Packer is a simple, efficient, and lightweight Go library for binary serialization. It provides a straightforward API to encode various Go data types into a byte stream and decode them back, making it ideal for network protocols, file storage, or any application requiring compact data representation.

The library is built for performance and ease of use, offering both struct-based encoder/decoder workflows and standalone functions for granular control.

• Wide Type Support: Natively handles bool, (u)int8-64, float32/64, string, []byte, and *bytes.Buffer.
• Consistent Endianness: All multi-byte numeric types are encoded and decoded using Big Endian byte order for cross-platform compatibility.
• Extensible: Easily support custom data structures by implementing the Encodeable and Decodable interfaces.
• Performance-Oriented: Includes optimizations like a zero-copy []byte to string conversion using unsafe.
• Simple Streaming API: The BinaryEncoder and BinaryDecoder structs operate on a continuous stream of bytes, making it easy to serialize and deserialize complex sequences of data.

go get github.com/FrogoAI/packer

The core of the library is the BinaryEncoder for writing data and the BinaryDecoder for reading it.

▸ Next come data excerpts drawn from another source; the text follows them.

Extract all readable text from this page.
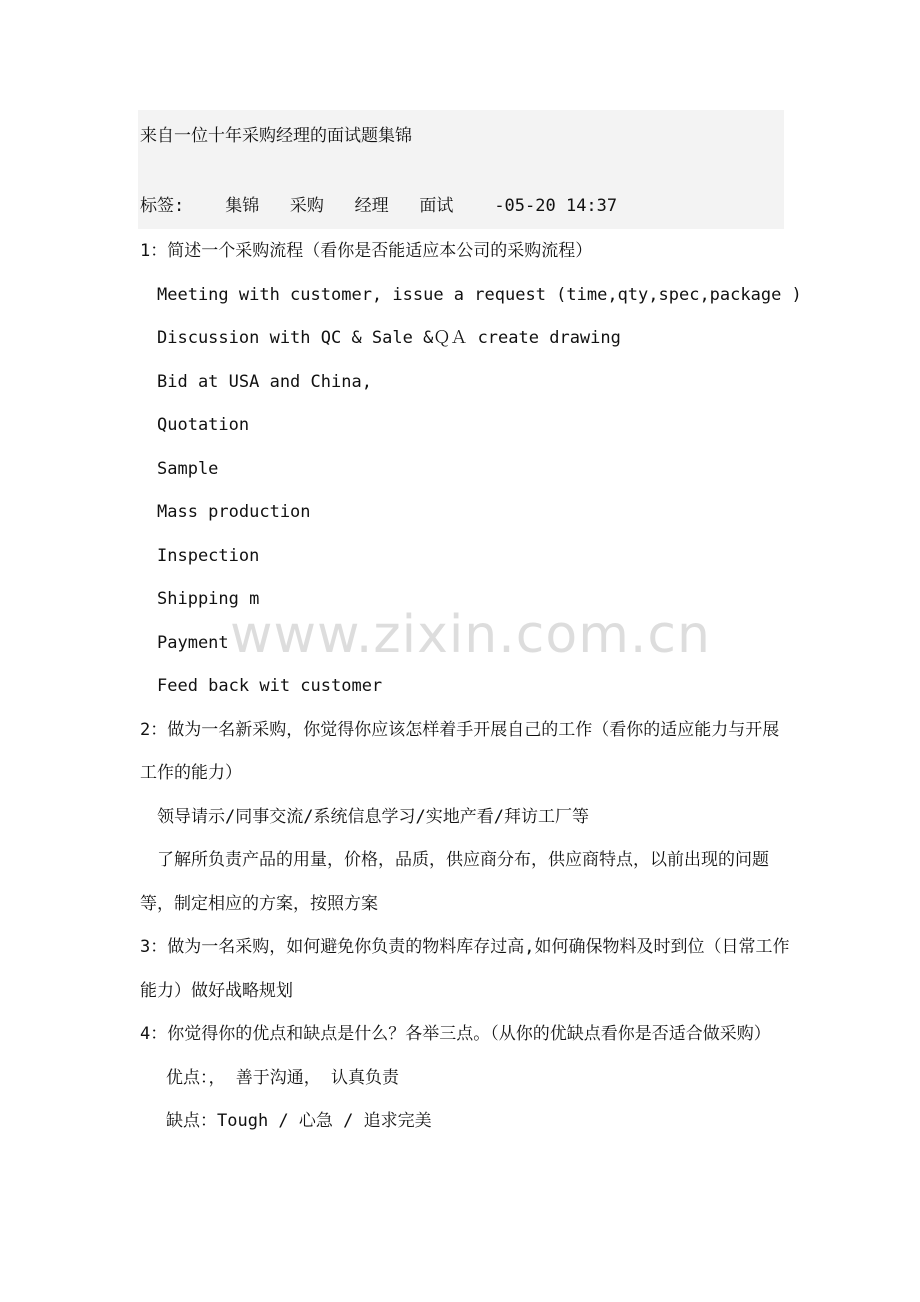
来自一位十年采购经理的面试题集锦
标签: 集锦 采购 经理 面试 -05-20 14:37
1：简述一个采购流程（看你是否能适应本公司的采购流程）
Meeting with customer, issue a request (time,qty,spec,package )
Discussion with QC & Sale &ＱＡ create drawing
Bid at USA and China,
Quotation
Sample
Mass production
Inspection
Shipping m
Payment
Feed back wit customer
2：做为一名新采购，你觉得你应该怎样着手开展自己的工作（看你的适应能力与开展工作的能力）
领导请示/同事交流/系统信息学习/实地产看/拜访工厂等
了解所负责产品的用量，价格，品质，供应商分布，供应商特点，以前出现的问题等，制定相应的方案，按照方案
3：做为一名采购，如何避免你负责的物料库存过高,如何确保物料及时到位（日常工作能力）做好战略规划
4：你觉得你的优点和缺点是什么？各举三点。（从你的优缺点看你是否适合做采购）
优点：， 善于沟通， 认真负责
缺点：Tough / 心急 / 追求完美
www.zixin.com.cn
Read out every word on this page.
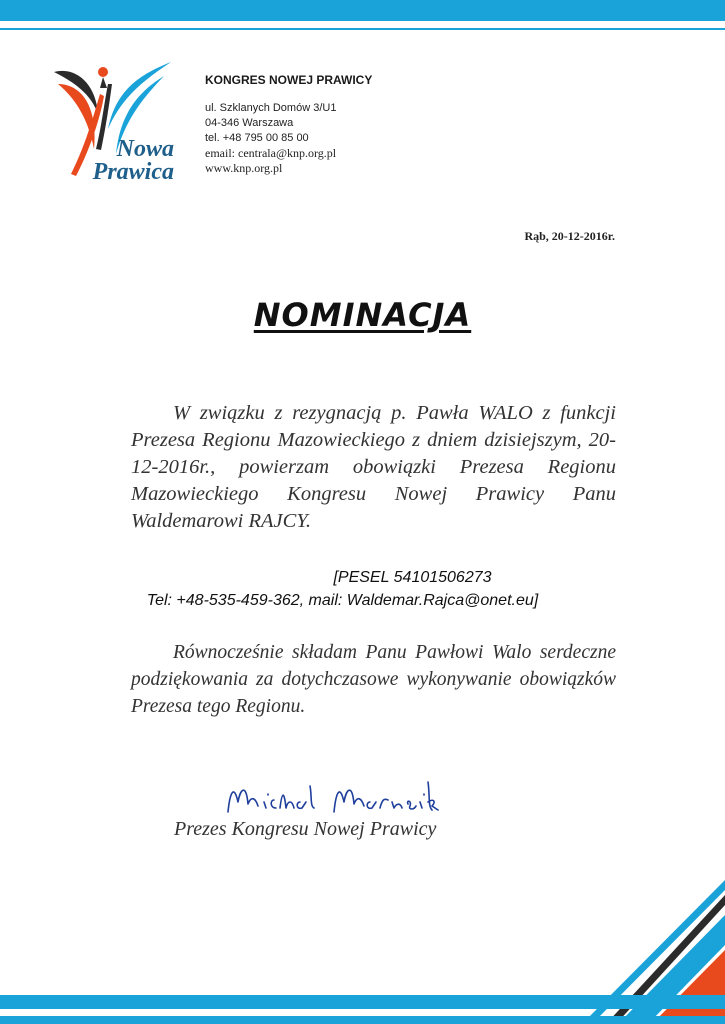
Nowa
Prawica
KONGRES NOWEJ PRAWICY
ul. Szklanych Domów 3/U1
04-346 Warszawa
tel. +48 795 00 85 00
email: centrala@knp.org.pl
www.knp.org.pl
Rąb, 20-12-2016r.
NOMINACJA
W związku z rezygnacją p. Pawła WALO z funkcji Prezesa Regionu Mazowieckiego z dniem dzisiejszym, 20-12-2016r., powierzam obowiązki Prezesa Regionu Mazowieckiego Kongresu Nowej Prawicy Panu Waldemarowi RAJCY.
[PESEL 54101506273
Tel: +48-535-459-362, mail: Waldemar.Rajca@onet.eu]
Równocześnie składam Panu Pawłowi Walo serdeczne podziękowania za dotychczasowe wykonywanie obowiązków Prezesa tego Regionu.
Prezes Kongresu Nowej Prawicy
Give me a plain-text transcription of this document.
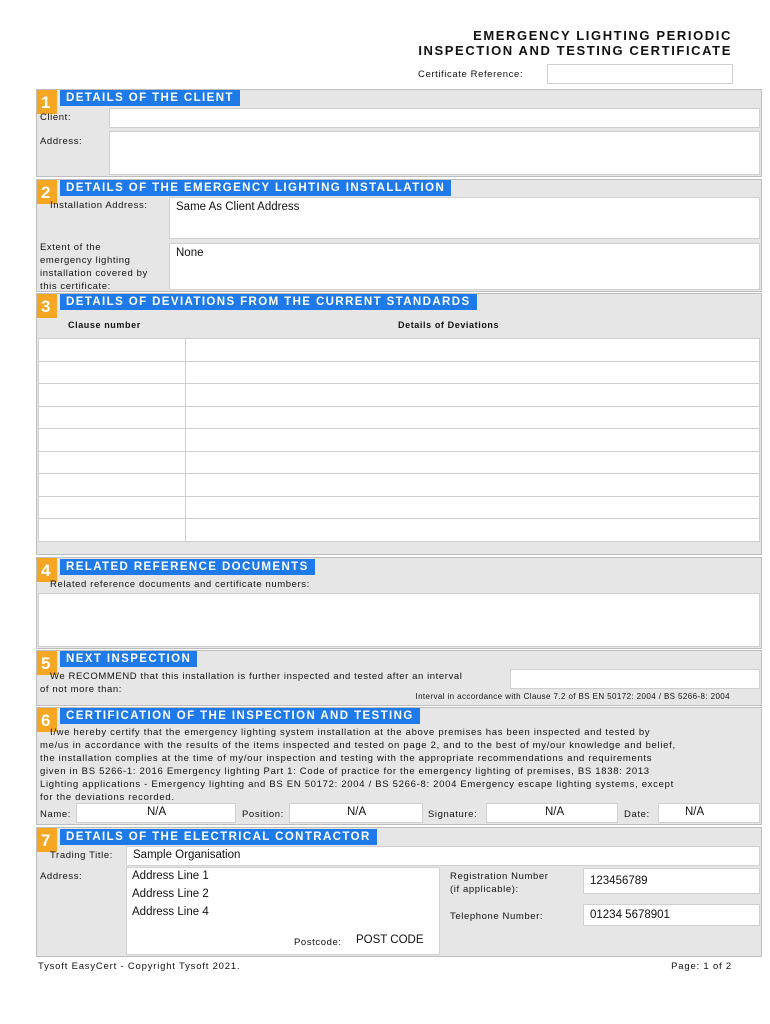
EMERGENCY LIGHTING PERIODIC
INSPECTION AND TESTING CERTIFICATE
Certificate Reference:
1	DETAILS OF THE CLIENT
Client:
Address:
2	DETAILS OF THE EMERGENCY LIGHTING INSTALLATION
Installation Address: Same As Client Address
Extent of the emergency lighting installation covered by this certificate:
None
3	DETAILS OF DEVIATIONS FROM THE CURRENT STANDARDS
Clause number	Details of Deviations

4	RELATED REFERENCE DOCUMENTS
Related reference documents and certificate numbers:
5	NEXT INSPECTION
We RECOMMEND that this installation is further inspected and tested after an interval
of not more than:
Interval in accordance with Clause 7.2 of BS EN 50172: 2004 / BS 5266-8: 2004
6	CERTIFICATION OF THE INSPECTION AND TESTING
I/we hereby certify that the emergency lighting system installation at the above premises has been inspected and tested by
me/us in accordance with the results of the items inspected and tested on page 2, and to the best of my/our knowledge and belief,
the installation complies at the time of my/our inspection and testing with the appropriate recommendations and requirements
given in BS 5266-1: 2016 Emergency lighting Part 1: Code of practice for the emergency lighting of premises, BS 1838: 2013
Lighting applications - Emergency lighting and BS EN 50172: 2004 / BS 5266-8: 2004 Emergency escape lighting systems, except
for the deviations recorded.
Name:	N/A	Position:	N/A	Signature:	N/A	Date:	N/A
7	DETAILS OF THE ELECTRICAL CONTRACTOR
Trading Title: Sample Organisation
Address:	Address Line 1
Address Line 2
Address Line 4
Postcode: POST CODE
Registration Number
(if applicable):
123456789
Telephone Number:	01234 5678901
Tysoft EasyCert - Copyright Tysoft 2021.	Page: 1 of 2
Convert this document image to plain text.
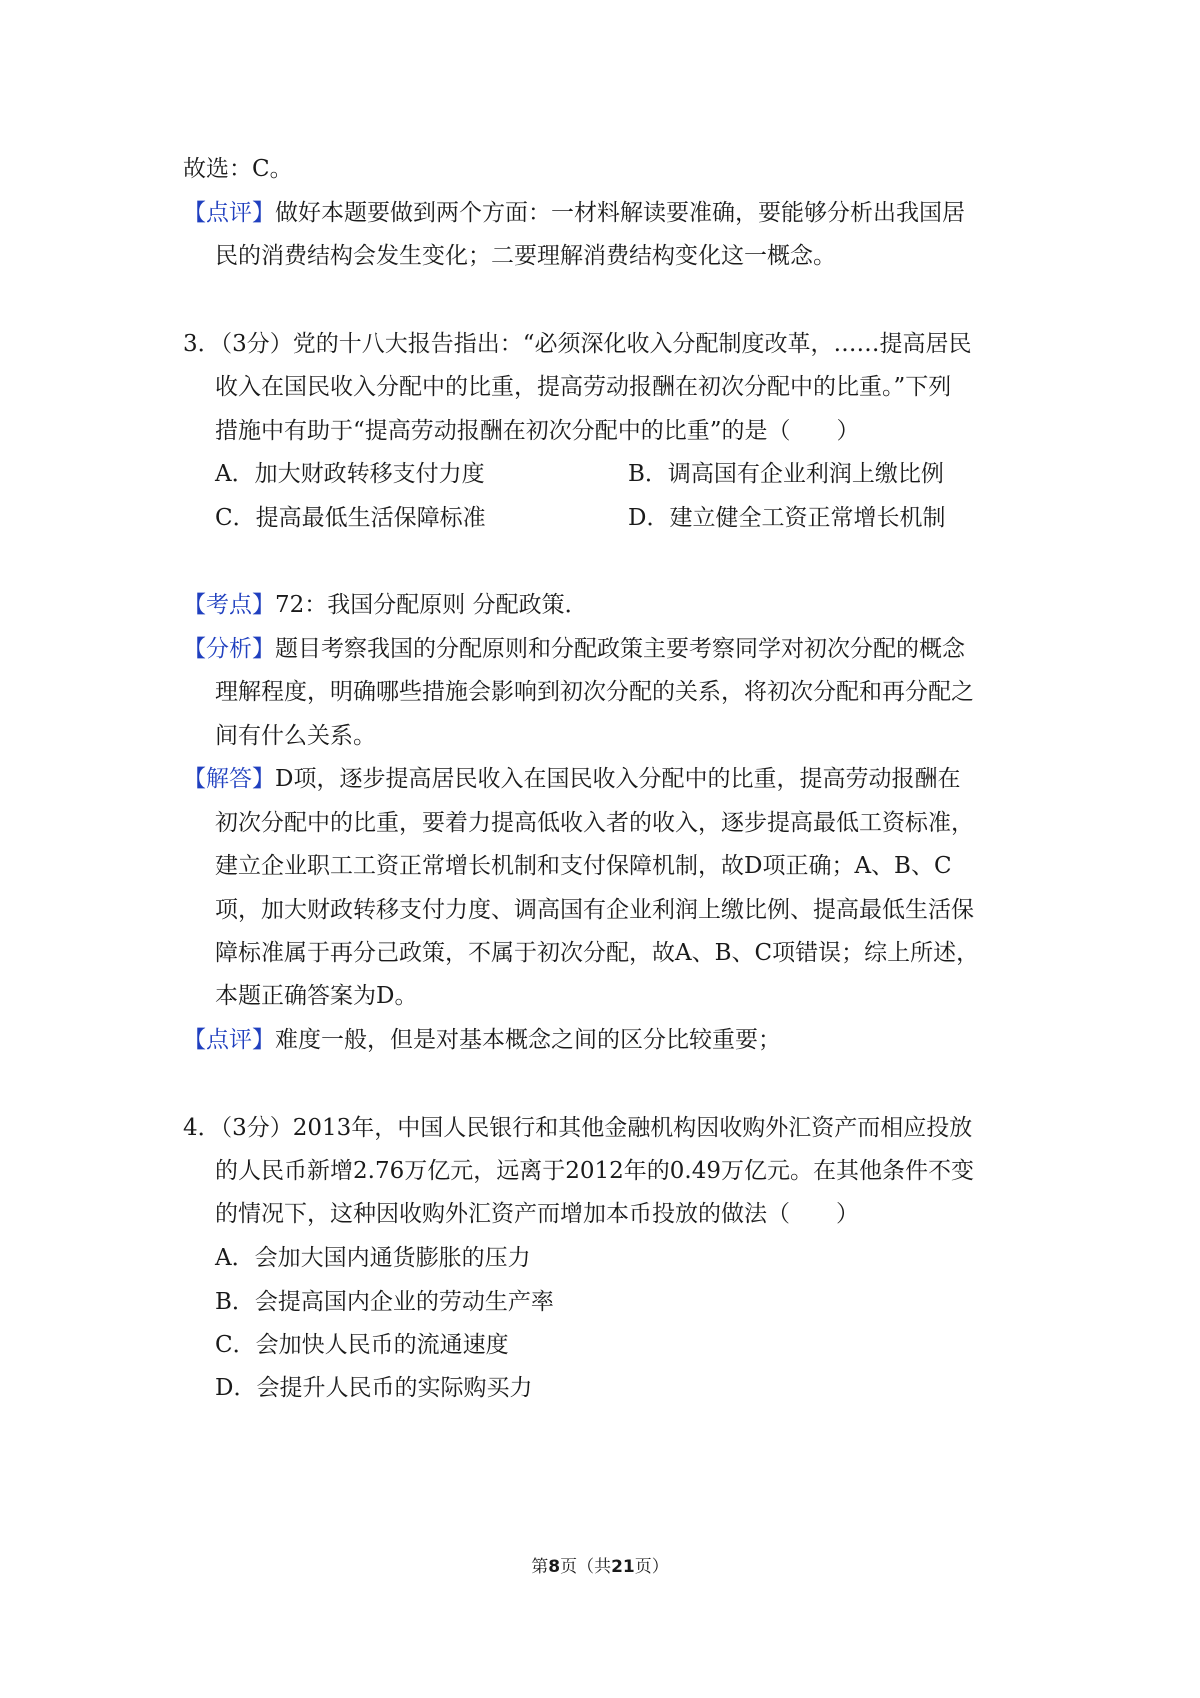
故选：C。
【点评】做好本题要做到两个方面：一材料解读要准确，要能够分析出我国居
民的消费结构会发生变化；二要理解消费结构变化这一概念。
3．（3分）党的十八大报告指出：“必须深化收入分配制度改革，……提高居民
收入在国民收入分配中的比重，提高劳动报酬在初次分配中的比重。”下列
措施中有助于“提高劳动报酬在初次分配中的比重”的是（　　）
A．加大财政转移支付力度	B．调高国有企业利润上缴比例
C．提高最低生活保障标准	D．建立健全工资正常增长机制
【考点】72：我国分配原则 分配政策．
【分析】题目考察我国的分配原则和分配政策主要考察同学对初次分配的概念
理解程度，明确哪些措施会影响到初次分配的关系，将初次分配和再分配之
间有什么关系。
【解答】D项，逐步提高居民收入在国民收入分配中的比重，提高劳动报酬在
初次分配中的比重，要着力提高低收入者的收入，逐步提高最低工资标准，
建立企业职工工资正常增长机制和支付保障机制，故D项正确；A、B、C
项，加大财政转移支付力度、调高国有企业利润上缴比例、提高最低生活保
障标准属于再分己政策，不属于初次分配，故A、B、C项错误；综上所述，
本题正确答案为D。
【点评】难度一般，但是对基本概念之间的区分比较重要；
4．（3分）2013年，中国人民银行和其他金融机构因收购外汇资产而相应投放
的人民币新增2.76万亿元，远离于2012年的0.49万亿元。在其他条件不变
的情况下，这种因收购外汇资产而增加本币投放的做法（　　）
A．会加大国内通货膨胀的压力
B．会提高国内企业的劳动生产率
C．会加快人民币的流通速度
D．会提升人民币的实际购买力
第8页（共21页）
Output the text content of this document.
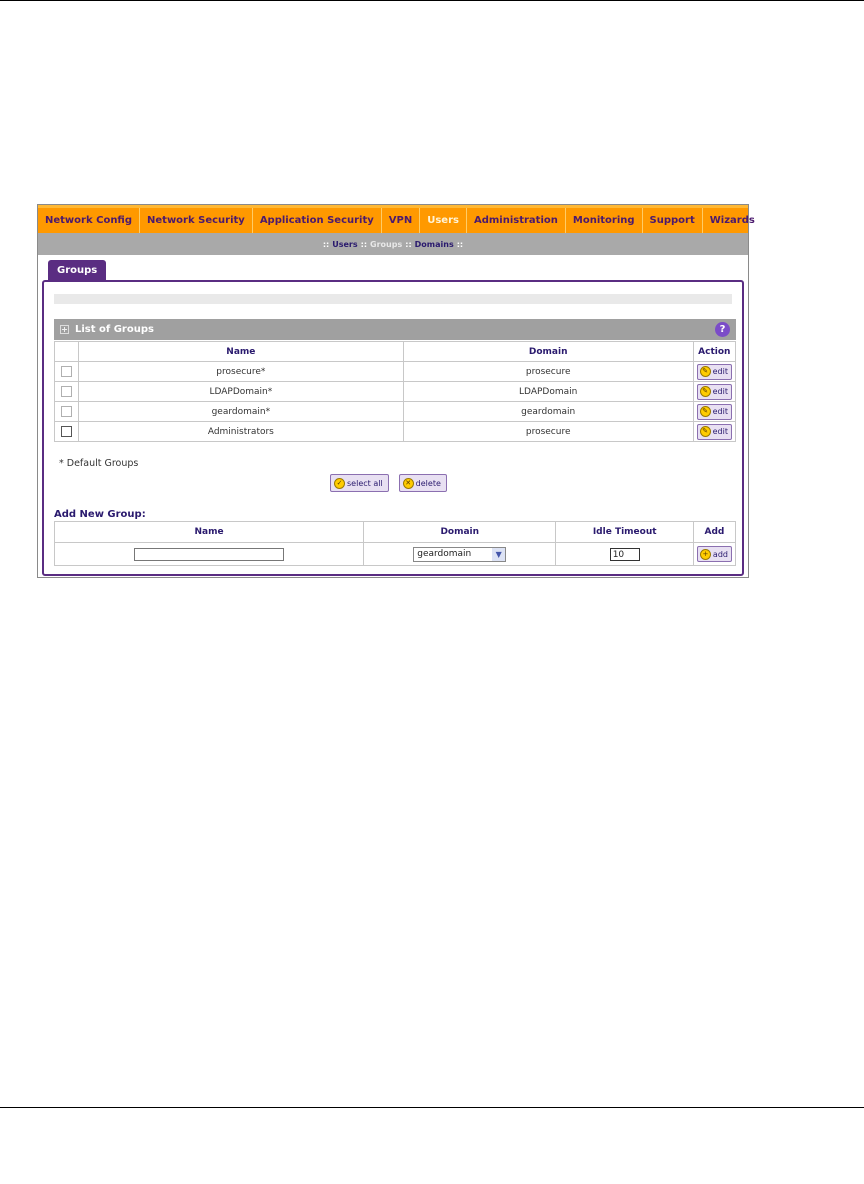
Network Config	Network Security	Application Security	VPN	Users	Administration	Monitoring	Support	Wizards
:: Users :: Groups :: Domains ::
Groups
List of Groups	?
	Name	Domain	Action
	prosecure*	prosecure	✎ edit

	LDAPDomain*	LDAPDomain	✎ edit

	geardomain*	geardomain	✎ edit

	Administrators	prosecure	✎ edit
* Default Groups
✓ select all	✕ delete
Add New Group:
Name	Domain	Idle Timeout	Add

	geardomain ▼	10	+ add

You can encode multiple values sequentially and then decode them in the same order.

Here is a basic example:

package main

import (
	"fmt"
	"github.com/FrogoAI/packer"
)

func main() {
	// 1. Create a new encoder
	encoder := packer.NewBinaryEncoder()

	// 2. Encode a sequence of different data types
	_ = encoder.Encode(uint32(123456))
	_ = encoder.Encode("Hello, Packer!")
	_ = encoder.Encode(float64(3.14159))
	_ = encoder.Encode(true)
	_ = encoder.Encode([]byte{0xDE, 0xAD, 0xBE, 0xEF})

	// 3. Get the resulting byte slice
	encodedData := encoder.Bytes()
	fmt.Printf("Encoded Data: %x\n", encodedData)

	// 4. Create a decoder with the encoded data
	decoder := packer.NewBinaryDecoder(encodedData)

	// 5. Decode the values back into variables in the same order
	var myUint32 uint32
	var myString string
	var myFloat64 float64
	var myBool bool
	var myBytes []byte

	_ = decoder.Decode(&myUint32)
	_ = decoder.Decode(&myString)
	_ = decoder.Decode(&myFloat64)
	_ = decoder.Decode(&myBool)
	_ = decoder.Decode(&myBytes)

	// 6. Verify the results
	fmt.Printf("Decoded uint32: %d\n", myUint32)
	fmt.Printf("Decoded string: %s\n", myString)
	fmt.Printf("Decoded float64: %f\n", myFloat64)
	fmt.Printf("Decoded bool: %t\n", myBool)
	fmt.Printf("Decoded bytes: %x\n", myBytes)
}

Encoded Data: 0001e2400000000e48656c6c6f2c205061636b657221400921f9f01b866e0100000004deadbeef
Decoded uint32: 123456
Decoded string: Hello, Packer!
Decoded float64: 3.141590
Decoded bool: true
Decoded bytes: deadbeef

Benchmarks from binary_test.go show the performance characteristics of the library. The standalone functions (DecodeString, EncodeString) offer slightly different performance profiles due to reduced overhead compared to the struct-based methods.

This project is licensed under the MIT License. See the LICENSE file for details.